A. Les deux attitudes de l'Elysée :

En ce qui concerne l'Elysée, Michel Onfray se rend compte que la République française contemporaine oscille entre l'application de la loi de 1905 en privé et l'exigence proclamée (officiellement et publiquement) des valeurs chrétiennes.

Pour ce qui est de la loi de 1905, celle-ci est la séparation de l'Etat et de l'Eglise. A ce titre, la République française contemporaine fait preuve de tolérance et applique le premier article de la loi de 1905 selon lequel : « La République assure la liberté de conscience. Elle garantit le libre exercice des cultes (...) »487(*). On y respecte alors la liberté d'autrui en matière d'opinions : le bouddhisme, le judaïsme, l'islam, l'animisme, le polythéisme, le christianisme, l'agnosticisme, le shintoïsme et l'athéisme.488(*) Chacun peut penser à sa guise pourvu qu'il n'affiche publiquement son point de vue. Avec l'application de cette loi, ajoutait Onfray, la religion est traitée au même pied d'égalité avec la philosophie (athéisme)489(*).

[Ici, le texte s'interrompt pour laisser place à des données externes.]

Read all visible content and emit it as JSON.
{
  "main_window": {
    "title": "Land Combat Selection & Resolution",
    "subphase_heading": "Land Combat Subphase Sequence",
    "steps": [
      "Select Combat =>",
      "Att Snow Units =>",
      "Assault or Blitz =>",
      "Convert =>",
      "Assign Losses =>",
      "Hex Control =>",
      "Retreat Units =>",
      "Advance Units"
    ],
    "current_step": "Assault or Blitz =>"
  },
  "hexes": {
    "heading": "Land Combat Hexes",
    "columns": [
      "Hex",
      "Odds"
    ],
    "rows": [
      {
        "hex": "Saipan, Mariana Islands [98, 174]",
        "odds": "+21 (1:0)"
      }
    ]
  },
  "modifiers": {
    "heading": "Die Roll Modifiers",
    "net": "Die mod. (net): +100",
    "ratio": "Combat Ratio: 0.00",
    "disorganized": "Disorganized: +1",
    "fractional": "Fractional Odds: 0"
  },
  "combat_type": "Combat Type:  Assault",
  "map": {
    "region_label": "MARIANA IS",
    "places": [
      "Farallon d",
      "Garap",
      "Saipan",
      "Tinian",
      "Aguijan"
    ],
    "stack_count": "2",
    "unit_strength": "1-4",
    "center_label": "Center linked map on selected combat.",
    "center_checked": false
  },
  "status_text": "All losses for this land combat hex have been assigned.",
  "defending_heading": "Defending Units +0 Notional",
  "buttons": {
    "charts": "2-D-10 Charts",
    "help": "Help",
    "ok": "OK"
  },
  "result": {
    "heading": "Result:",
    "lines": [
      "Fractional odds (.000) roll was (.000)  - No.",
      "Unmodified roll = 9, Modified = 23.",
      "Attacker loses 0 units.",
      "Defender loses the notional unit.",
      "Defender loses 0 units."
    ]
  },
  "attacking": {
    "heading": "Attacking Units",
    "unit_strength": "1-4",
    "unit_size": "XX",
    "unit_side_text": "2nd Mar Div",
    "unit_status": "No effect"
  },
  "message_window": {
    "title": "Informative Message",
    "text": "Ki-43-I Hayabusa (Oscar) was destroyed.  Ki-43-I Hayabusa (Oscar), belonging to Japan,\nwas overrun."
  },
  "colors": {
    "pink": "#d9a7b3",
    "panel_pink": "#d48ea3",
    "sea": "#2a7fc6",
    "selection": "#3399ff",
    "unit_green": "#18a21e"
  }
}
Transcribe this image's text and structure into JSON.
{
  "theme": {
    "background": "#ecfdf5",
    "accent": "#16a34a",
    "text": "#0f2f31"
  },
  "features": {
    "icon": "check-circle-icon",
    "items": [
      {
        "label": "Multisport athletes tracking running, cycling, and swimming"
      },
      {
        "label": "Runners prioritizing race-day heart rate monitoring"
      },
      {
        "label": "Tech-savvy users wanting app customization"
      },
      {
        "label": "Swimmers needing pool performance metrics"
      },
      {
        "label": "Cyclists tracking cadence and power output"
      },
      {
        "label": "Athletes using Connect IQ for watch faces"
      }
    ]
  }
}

Néanmoins, cette égalité entre la religion et la raison cède le pas dans le deuxième volet au primat de la religion, particulièrement chrétienne, sur la philosophie. Cette laïcité veut donner l'impression qu'elle est tolérante puisque dehors, dans le registre de la vie publique, c'est le judéo-christianisme qui régit les diverses branches de la société.490(*) Ceci est nettement visible dans l'entretien qu'a eu lieu entre Nicolas Sarkozy et Michel Onfray.491(*)

Dans ce dialogue, le politique ne s'empêche de soumettre à un examen critique la séparation de l'Eglise et de l'Etat. Il voulait réhabiliter la question religieuse longtemps mésestimée en France. A ce propos, il trouve que la République ne peut se passer de la religion, car celle-ci peut organiser seulement la vie en société mais elle est inapte à donner un sens à la vie, cette question essentielle relève de la responsabilité de la religion. Sarkozy confie à son interlocuteur qu'il croit, qu'il espère et qu'il va à la messe parce que la religion le rassure et le tranquillise. La dépendance de Nicolas Sarkozy à l'égard du religieux est éminemment manifeste dans la réponse donnée à son interlocuteur (Onfray) qui vient lui poser : « Vous ne raccrochez pas les wagons entre les situations criminogènes et les criminels, entre les situations sociales pathogènes et les comportements délinquants ? »492(*). A ce sujet, Sarkozy ne fait que démarquer les premières lignes de la Genèse et le point de vue de l'Eglise catholique, apostolique et romaine. Il trouve que l'homme est libre et qu'il peut lui-même, indépendamment de la société, choisir le vice. Cet homme mérite d'être puni et envoyer passer des années en prison. En ce sens, Sarkozy écrit : « je me suis rendu récemment à la prison pour femmes de Rennes. J'ai demandé à rencontrer une détenue [parce qu'elle a tué son mari]. Cette femme me paraît tout à fait normale. » Normale donc responsable.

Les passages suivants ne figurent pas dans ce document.